As for code reviews, I’ll quickly review scripts submitted and give an estimatebased on how long it will take me and the current work load. If you accept payment will be due and I will review the code. In most cases I’ll approve it. If there is questionable activity then I will ask for it to be revised and we’ll begin the process over (although it shouldn’t take me as long to review code I’m familiar with, so the estimate will be lower).
2 Likes
I see. The pricing sounds fair to me. I haven’t understood how this works 100% but does this mean that UIs and other stuff that would be inside the module normally would be available to the public?
Note that I haven’t tried your service yet
Yes. The upload page of my website will ask for a link to the public model acting as a frontend for your protected module, and a .lua file for the source of your protected module. The game using your protected module will use my loader script and enter your protected module ID. At runtime my loader will insert your public model, and require the main module. Your public module will basically use an object like a RemoteFunction to communicate with your protected code, similarly to how localscripts and scripts communicate. Your public model can contain a GUI, or your public module can automatically generate a GUI.

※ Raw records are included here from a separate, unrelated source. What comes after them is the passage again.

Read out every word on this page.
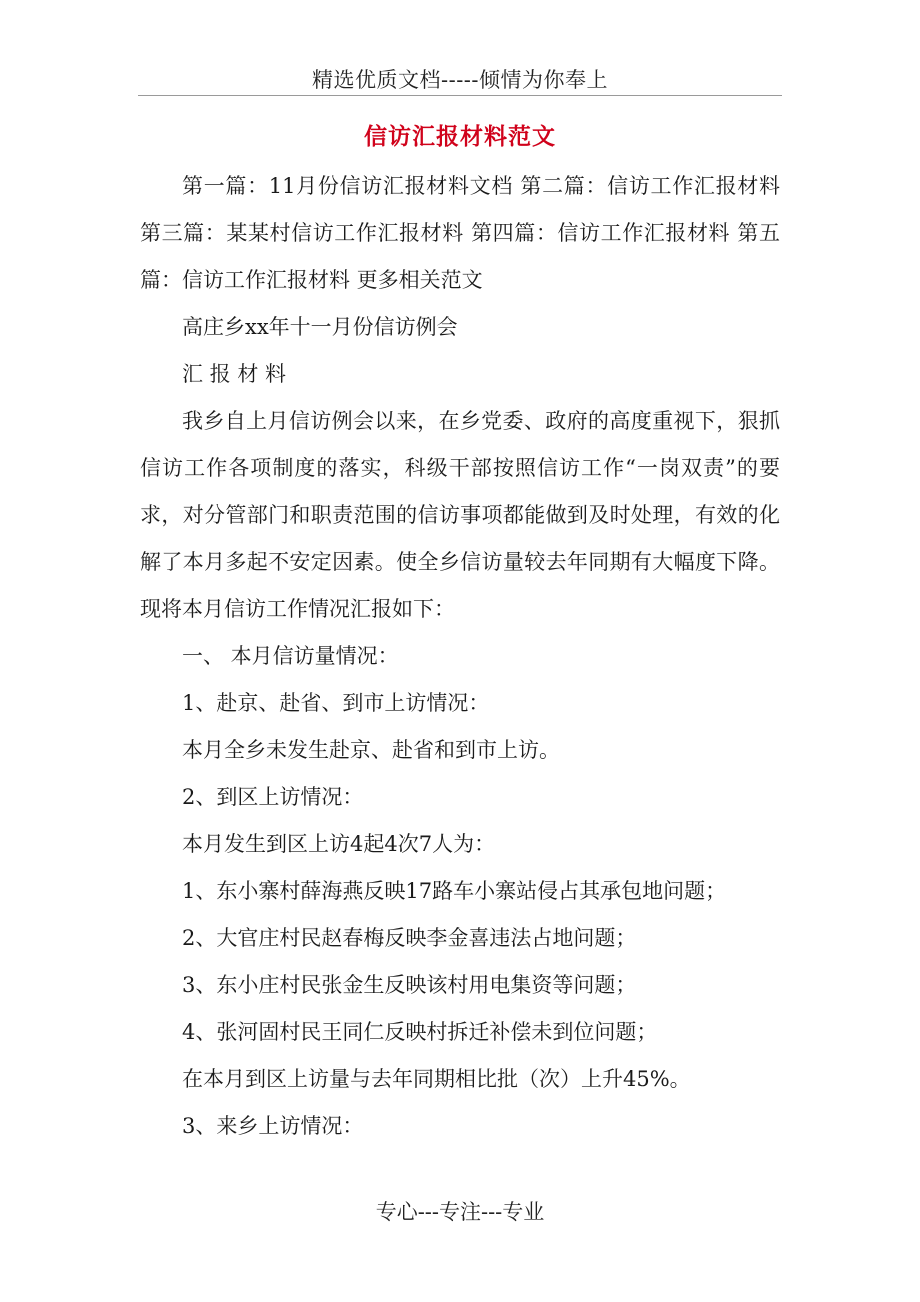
精选优质文档-----倾情为你奉上
信访汇报材料范文

第一篇：11月份信访汇报材料文档 第二篇：信访工作汇报材料 第三篇：某某村信访工作汇报材料 第四篇：信访工作汇报材料 第五篇：信访工作汇报材料 更多相关范文

高庄乡xx年十一月份信访例会

汇 报 材 料

我乡自上月信访例会以来，在乡党委、政府的高度重视下，狠抓信访工作各项制度的落实，科级干部按照信访工作“一岗双责”的要求，对分管部门和职责范围的信访事项都能做到及时处理，有效的化解了本月多起不安定因素。使全乡信访量较去年同期有大幅度下降。现将本月信访工作情况汇报如下：

一、 本月信访量情况：

1、赴京、赴省、到市上访情况：

本月全乡未发生赴京、赴省和到市上访。

2、到区上访情况：

本月发生到区上访4起4次7人为：

1、东小寨村薛海燕反映17路车小寨站侵占其承包地问题；

2、大官庄村民赵春梅反映李金喜违法占地问题；

3、东小庄村民张金生反映该村用电集资等问题；

4、张河固村民王同仁反映村拆迁补偿未到位问题；

在本月到区上访量与去年同期相比批（次）上升45%。

3、来乡上访情况：

专心---专注---专业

There is a way to protect all asset types, not just scripts, from being stolen but it would require lots more work to setup. Perhaps in the future. It involves making a game that neither the game owner or asset developer have access to, so neither can steal each other’s assets.
(This isn’t different from current private modules. Any instances created can always be seen by the server, and so have never been truely private.)
2 Likes
Hey, it’s a great concept and all… but I don’t think developers are willing to trust a complete stranger with their code.
1 Like
Great idea, however, imagine you get 1000 requests / min. Yes you might have a good server, but every single code on the server must be non-blocking and not being synchronous.

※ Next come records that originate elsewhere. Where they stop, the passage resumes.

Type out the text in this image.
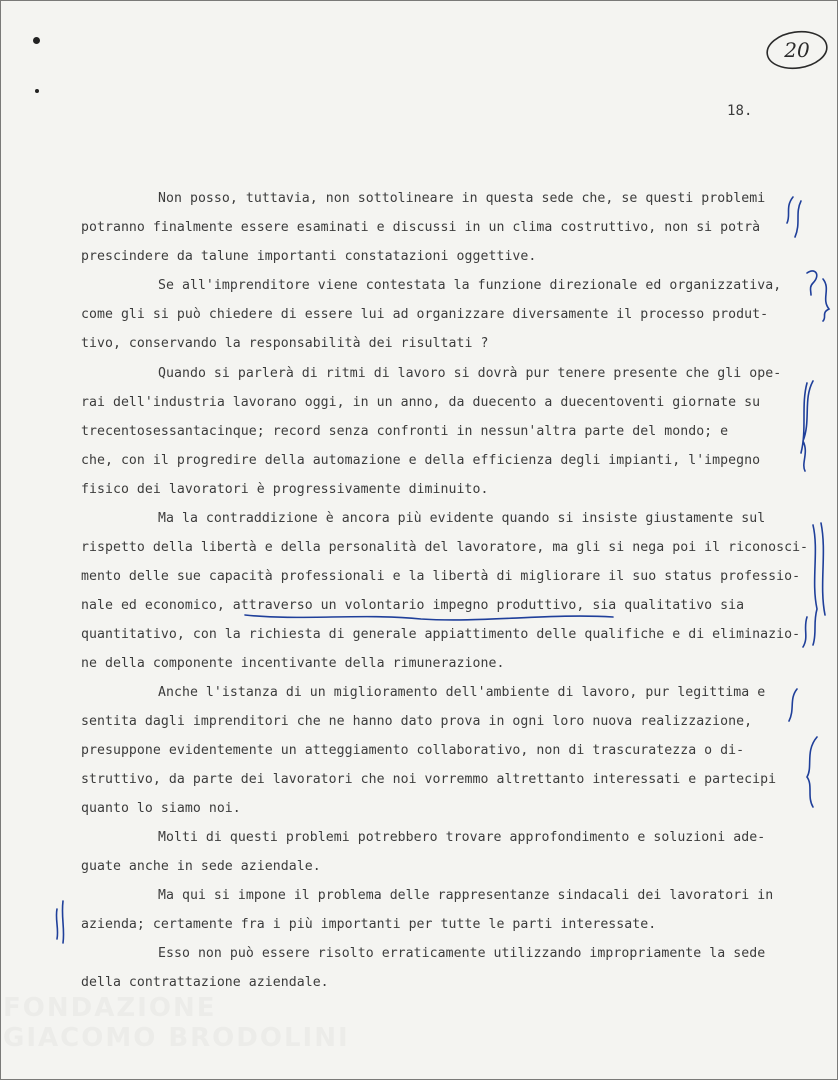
FONDAZIONE
GIACOMO BRODOLINI
20
18.
Non posso, tuttavia, non sottolineare in questa sede che, se questi problemi
potranno finalmente essere esaminati e discussi in un clima costruttivo, non si potrà
prescindere da talune importanti constatazioni oggettive.
Se all'imprenditore viene contestata la funzione direzionale ed organizzativa,
come gli si può chiedere di essere lui ad organizzare diversamente il processo produt-
tivo, conservando la responsabilità dei risultati ?
Quando si parlerà di ritmi di lavoro si dovrà pur tenere presente che gli ope-
rai dell'industria lavorano oggi, in un anno, da duecento a duecentoventi giornate su
trecentosessantacinque; record senza confronti in nessun'altra parte del mondo; e
che, con il progredire della automazione e della efficienza degli impianti, l'impegno
fisico dei lavoratori è progressivamente diminuito.
Ma la contraddizione è ancora più evidente quando si insiste giustamente sul
rispetto della libertà e della personalità del lavoratore, ma gli si nega poi il riconosci-
mento delle sue capacità professionali e la libertà di migliorare il suo status professio-
nale ed economico, attraverso un volontario impegno produttivo, sia qualitativo sia
quantitativo, con la richiesta di generale appiattimento delle qualifiche e di eliminazio-
ne della componente incentivante della rimunerazione.
Anche l'istanza di un miglioramento dell'ambiente di lavoro, pur legittima e
sentita dagli imprenditori che ne hanno dato prova in ogni loro nuova realizzazione,
presuppone evidentemente un atteggiamento collaborativo, non di trascuratezza o di-
struttivo, da parte dei lavoratori che noi vorremmo altrettanto interessati e partecipi
quanto lo siamo noi.
Molti di questi problemi potrebbero trovare approfondimento e soluzioni ade-
guate anche in sede aziendale.
Ma qui si impone il problema delle rappresentanze sindacali dei lavoratori in
azienda; certamente fra i più importanti per tutte le parti interessate.
Esso non può essere risolto erraticamente utilizzando impropriamente la sede
della contrattazione aziendale.
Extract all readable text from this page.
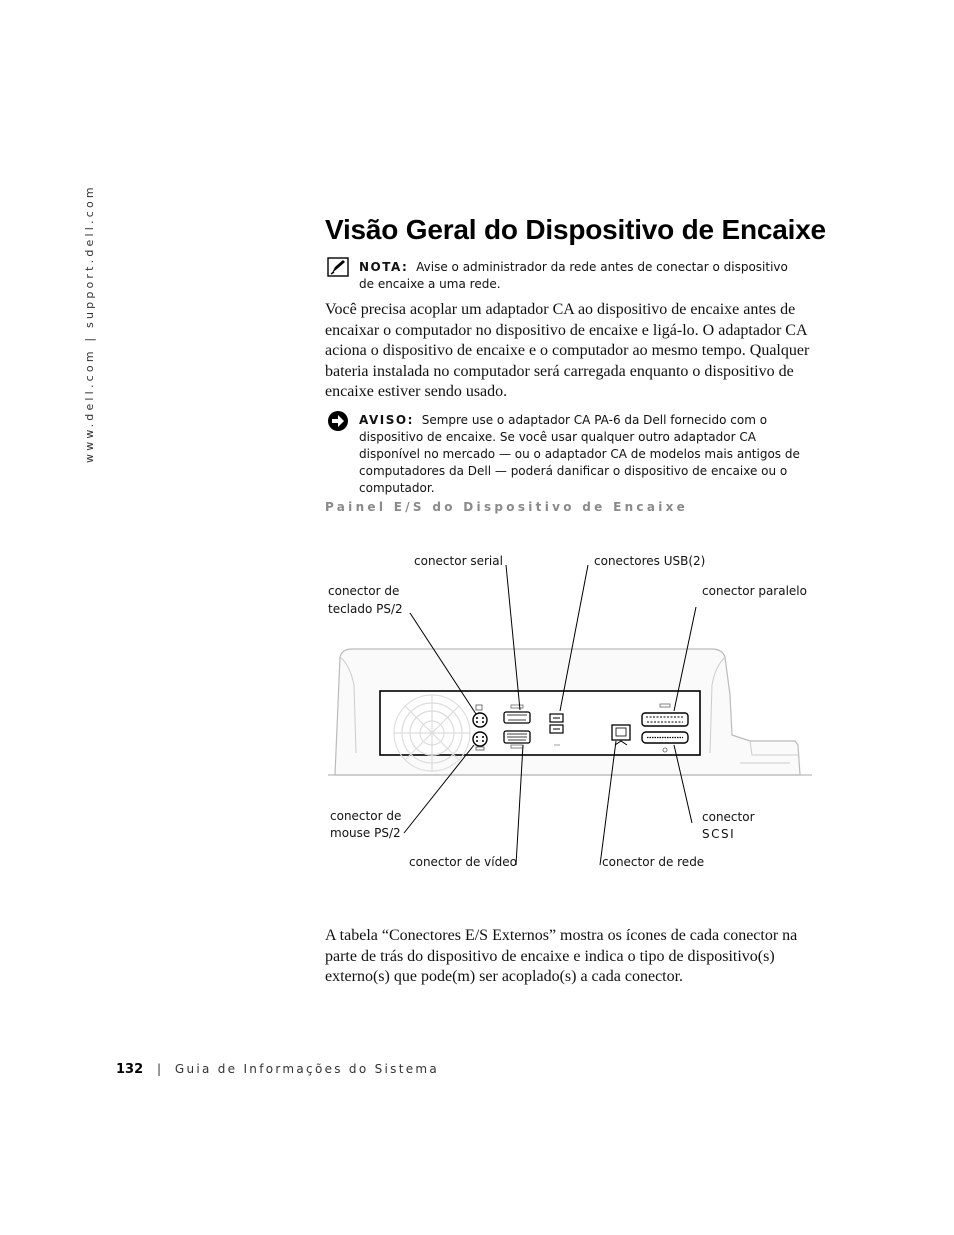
www.dell.com | support.dell.com	Visão Geral do Dispositivo de Encaixe
NOTA: Avise o administrador da rede antes de conectar o dispositivo de encaixe a uma rede.

Você precisa acoplar um adaptador CA ao dispositivo de encaixe antes de encaixar o computador no dispositivo de encaixe e ligá-lo. O adaptador CA aciona o dispositivo de encaixe e o computador ao mesmo tempo. Qualquer bateria instalada no computador será carregada enquanto o dispositivo de encaixe estiver sendo usado.

AVISO: Sempre use o adaptador CA PA-6 da Dell fornecido com o dispositivo de encaixe. Se você usar qualquer outro adaptador CA disponível no mercado — ou o adaptador CA de modelos mais antigos de computadores da Dell — poderá danificar o dispositivo de encaixe ou o computador.
Painel E/S do Dispositivo de Encaixe
conector serial	conectores USB(2)
conector de
teclado PS/2
conector paralelo
conector de
mouse PS/2
conector
SCSI
conector de vídeo	conector de rede

A tabela “Conectores E/S Externos” mostra os ícones de cada conector na parte de trás do dispositivo de encaixe e indica o tipo de dispositivo(s) externo(s) que pode(m) ser acoplado(s) a cada conector.

132 | Guia de Informações do Sistema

Providing a service like this is great, but it’s voluntary work. You have no commitments to actually deliver the service anymore and can stop at any time, I’m not saying you will stop, but that you actually can.
reCaptcha <= v2 is nothing, there is a reason Roblox changed to fun captcha (mainly to prevent fraud and carding). Yes, recaptcha by google is an amazing free service. You are covered by a service that might be good enough. There are many ways to bypass a captcha, and one way is really good but nobody knows of it (rumours say it does not bruteforce), emulating a browser, getting people to do them for you (found on many sites where you have to pay for people to solve them, and they require you to complete a captcha before you can log in, ironically.)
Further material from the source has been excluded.